The IMF predicted a slight contraction in the UAE economy this year due to a slowdown in non-oil activities as a result of the war in the Middle East, with strong growth returning in 2027 supported by oil exports.
The IMF said in a statement following the conclusion of its annual mission to the UAE that higher oil prices during the conflict period would support the continued achievement of a budget surplus in the country.
The fund had predicted in April that the UAE’s GDP would grow by 3.1% during 2026, according to a scenario that assumes trade and shipping activity will return to normal levels by the middle of the year.
The statement explained that uncertainty about the duration and intensity of the conflict, in addition to the intermittent closures of the Strait of Hormuz, affected the tourism, trade, transport and real estate sectors, leading to a slowdown in the non-oil sector after its strong performance in 2025.

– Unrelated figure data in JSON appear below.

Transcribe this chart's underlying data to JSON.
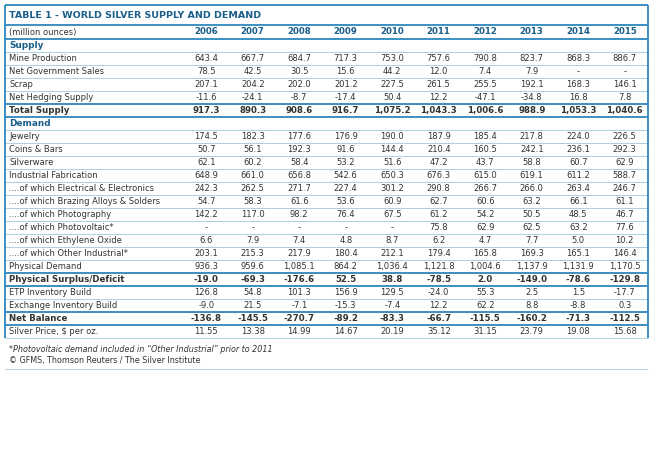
{
  "title": "TABLE 1 - WORLD SILVER SUPPLY AND DEMAND",
  "col_headers": [
    "(million ounces)",
    "2006",
    "2007",
    "2008",
    "2009",
    "2010",
    "2011",
    "2012",
    "2013",
    "2014",
    "2015"
  ],
  "rows": [
    {
      "label": "Supply",
      "values": [],
      "style": "section_header"
    },
    {
      "label": "Mine Production",
      "values": [
        "643.4",
        "667.7",
        "684.7",
        "717.3",
        "753.0",
        "757.6",
        "790.8",
        "823.7",
        "868.3",
        "886.7"
      ],
      "style": "normal"
    },
    {
      "label": "Net Government Sales",
      "values": [
        "78.5",
        "42.5",
        "30.5",
        "15.6",
        "44.2",
        "12.0",
        "7.4",
        "7.9",
        "-",
        "-"
      ],
      "style": "normal"
    },
    {
      "label": "Scrap",
      "values": [
        "207.1",
        "204.2",
        "202.0",
        "201.2",
        "227.5",
        "261.5",
        "255.5",
        "192.1",
        "168.3",
        "146.1"
      ],
      "style": "normal"
    },
    {
      "label": "Net Hedging Supply",
      "values": [
        "-11.6",
        "-24.1",
        "-8.7",
        "-17.4",
        "50.4",
        "12.2",
        "-47.1",
        "-34.8",
        "16.8",
        "7.8"
      ],
      "style": "normal"
    },
    {
      "label": "Total Supply",
      "values": [
        "917.3",
        "890.3",
        "908.6",
        "916.7",
        "1,075.2",
        "1,043.3",
        "1,006.6",
        "988.9",
        "1,053.3",
        "1,040.6"
      ],
      "style": "bold_row"
    },
    {
      "label": "Demand",
      "values": [],
      "style": "section_header"
    },
    {
      "label": "Jewelry",
      "values": [
        "174.5",
        "182.3",
        "177.6",
        "176.9",
        "190.0",
        "187.9",
        "185.4",
        "217.8",
        "224.0",
        "226.5"
      ],
      "style": "normal"
    },
    {
      "label": "Coins & Bars",
      "values": [
        "50.7",
        "56.1",
        "192.3",
        "91.6",
        "144.4",
        "210.4",
        "160.5",
        "242.1",
        "236.1",
        "292.3"
      ],
      "style": "normal"
    },
    {
      "label": "Silverware",
      "values": [
        "62.1",
        "60.2",
        "58.4",
        "53.2",
        "51.6",
        "47.2",
        "43.7",
        "58.8",
        "60.7",
        "62.9"
      ],
      "style": "normal"
    },
    {
      "label": "Industrial Fabrication",
      "values": [
        "648.9",
        "661.0",
        "656.8",
        "542.6",
        "650.3",
        "676.3",
        "615.0",
        "619.1",
        "611.2",
        "588.7"
      ],
      "style": "normal"
    },
    {
      "label": "....of which Electrical & Electronics",
      "values": [
        "242.3",
        "262.5",
        "271.7",
        "227.4",
        "301.2",
        "290.8",
        "266.7",
        "266.0",
        "263.4",
        "246.7"
      ],
      "style": "normal"
    },
    {
      "label": "....of which Brazing Alloys & Solders",
      "values": [
        "54.7",
        "58.3",
        "61.6",
        "53.6",
        "60.9",
        "62.7",
        "60.6",
        "63.2",
        "66.1",
        "61.1"
      ],
      "style": "normal"
    },
    {
      "label": "....of which Photography",
      "values": [
        "142.2",
        "117.0",
        "98.2",
        "76.4",
        "67.5",
        "61.2",
        "54.2",
        "50.5",
        "48.5",
        "46.7"
      ],
      "style": "normal"
    },
    {
      "label": "....of which Photovoltaic*",
      "values": [
        "-",
        "-",
        "-",
        "-",
        "-",
        "75.8",
        "62.9",
        "62.5",
        "63.2",
        "77.6"
      ],
      "style": "normal"
    },
    {
      "label": "....of which Ethylene Oxide",
      "values": [
        "6.6",
        "7.9",
        "7.4",
        "4.8",
        "8.7",
        "6.2",
        "4.7",
        "7.7",
        "5.0",
        "10.2"
      ],
      "style": "normal"
    },
    {
      "label": "....of which Other Industrial*",
      "values": [
        "203.1",
        "215.3",
        "217.9",
        "180.4",
        "212.1",
        "179.4",
        "165.8",
        "169.3",
        "165.1",
        "146.4"
      ],
      "style": "normal"
    },
    {
      "label": "Physical Demand",
      "values": [
        "936.3",
        "959.6",
        "1,085.1",
        "864.2",
        "1,036.4",
        "1,121.8",
        "1,004.6",
        "1,137.9",
        "1,131.9",
        "1,170.5"
      ],
      "style": "normal"
    },
    {
      "label": "Physical Surplus/Deficit",
      "values": [
        "-19.0",
        "-69.3",
        "-176.6",
        "52.5",
        "38.8",
        "-78.5",
        "2.0",
        "-149.0",
        "-78.6",
        "-129.8"
      ],
      "style": "bold_row"
    },
    {
      "label": "ETP Inventory Build",
      "values": [
        "126.8",
        "54.8",
        "101.3",
        "156.9",
        "129.5",
        "-24.0",
        "55.3",
        "2.5",
        "1.5",
        "-17.7"
      ],
      "style": "normal"
    },
    {
      "label": "Exchange Inventory Build",
      "values": [
        "-9.0",
        "21.5",
        "-7.1",
        "-15.3",
        "-7.4",
        "12.2",
        "62.2",
        "8.8",
        "-8.8",
        "0.3"
      ],
      "style": "normal"
    },
    {
      "label": "Net Balance",
      "values": [
        "-136.8",
        "-145.5",
        "-270.7",
        "-89.2",
        "-83.3",
        "-66.7",
        "-115.5",
        "-160.2",
        "-71.3",
        "-112.5"
      ],
      "style": "bold_row"
    },
    {
      "label": "Silver Price, $ per oz.",
      "values": [
        "11.55",
        "13.38",
        "14.99",
        "14.67",
        "20.19",
        "35.12",
        "31.15",
        "23.79",
        "19.08",
        "15.68"
      ],
      "style": "normal"
    }
  ],
  "footnote1": "*Photovoltaic demand included in “Other Industrial” prior to 2011",
  "footnote2": "© GFMS, Thomson Reuters / The Silver Institute",
  "title_color": "#1a5f8a",
  "col_header_color": "#1a5f8a",
  "section_header_color": "#1a5f8a",
  "border_color_thick": "#3a8fc0",
  "border_color_thin": "#a0c8dc",
  "text_color": "#333333",
  "bg_color": "#ffffff"
}
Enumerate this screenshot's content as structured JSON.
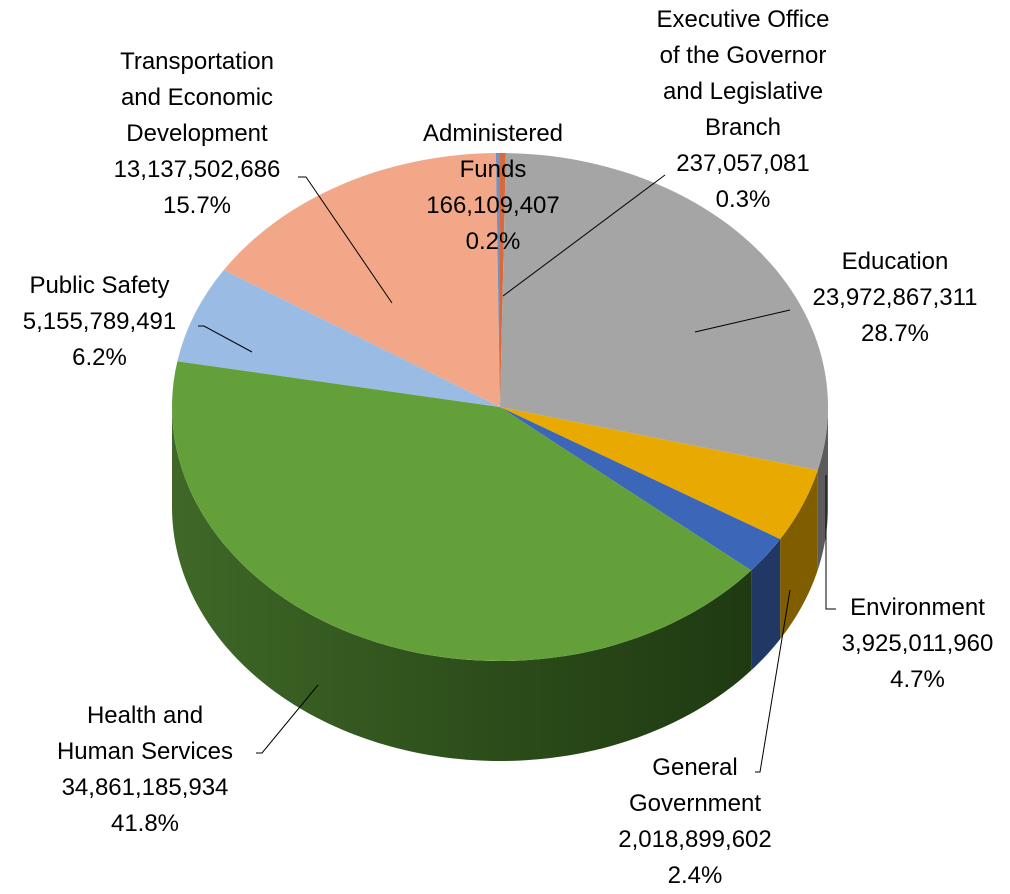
{
  "chart_data": {
    "type": "pie",
    "three_d": true,
    "start_angle_deg": 0,
    "direction": "clockwise",
    "legend": "none",
    "slices": [
      {
        "name": "Executive Office of the Governor and Legislative Branch",
        "label_lines": [
          "Executive Office",
          "of the Governor",
          "and Legislative",
          "Branch"
        ],
        "value": 237057081,
        "value_label": "237,057,081",
        "percent": 0.3,
        "percent_label": "0.3%",
        "color": "#D9693A"
      },
      {
        "name": "Education",
        "label_lines": [
          "Education"
        ],
        "value": 23972867311,
        "value_label": "23,972,867,311",
        "percent": 28.7,
        "percent_label": "28.7%",
        "color": "#A5A5A5"
      },
      {
        "name": "Environment",
        "label_lines": [
          "Environment"
        ],
        "value": 3925011960,
        "value_label": "3,925,011,960",
        "percent": 4.7,
        "percent_label": "4.7%",
        "color": "#E8AA00"
      },
      {
        "name": "General Government",
        "label_lines": [
          "General",
          "Government"
        ],
        "value": 2018899602,
        "value_label": "2,018,899,602",
        "percent": 2.4,
        "percent_label": "2.4%",
        "color": "#3C66B8"
      },
      {
        "name": "Health and Human Services",
        "label_lines": [
          "Health and",
          "Human Services"
        ],
        "value": 34861185934,
        "value_label": "34,861,185,934",
        "percent": 41.8,
        "percent_label": "41.8%",
        "color": "#64A03A"
      },
      {
        "name": "Public Safety",
        "label_lines": [
          "Public Safety"
        ],
        "value": 5155789491,
        "value_label": "5,155,789,491",
        "percent": 6.2,
        "percent_label": "6.2%",
        "color": "#9ABBE4"
      },
      {
        "name": "Transportation and Economic Development",
        "label_lines": [
          "Transportation",
          "and Economic",
          "Development"
        ],
        "value": 13137502686,
        "value_label": "13,137,502,686",
        "percent": 15.7,
        "percent_label": "15.7%",
        "color": "#F2A888"
      },
      {
        "name": "Administered Funds",
        "label_lines": [
          "Administered",
          "Funds"
        ],
        "value": 166109407,
        "value_label": "166,109,407",
        "percent": 0.2,
        "percent_label": "0.2%",
        "color": "#6E92C4"
      }
    ]
  }
}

The IMF noted that the banking sector remained resilient thanks to high levels of capital and liquidity, with continued growth in credit and deposits, while real estate activity slowed during the first half of the year after years of strong expansion. Prices also remained at or above 2025 levels, prompting calls for continued monitoring of market developments.
Dubai announced that the emirate's economy grew by 2.4% year-on-year during the first quarter of 2026, compared to 4% growth during the same period in 2025. However, the statement issued this month announced an adjustment to the series of GDP data since the beginning of the year to reflect the results of the latest economic surveys.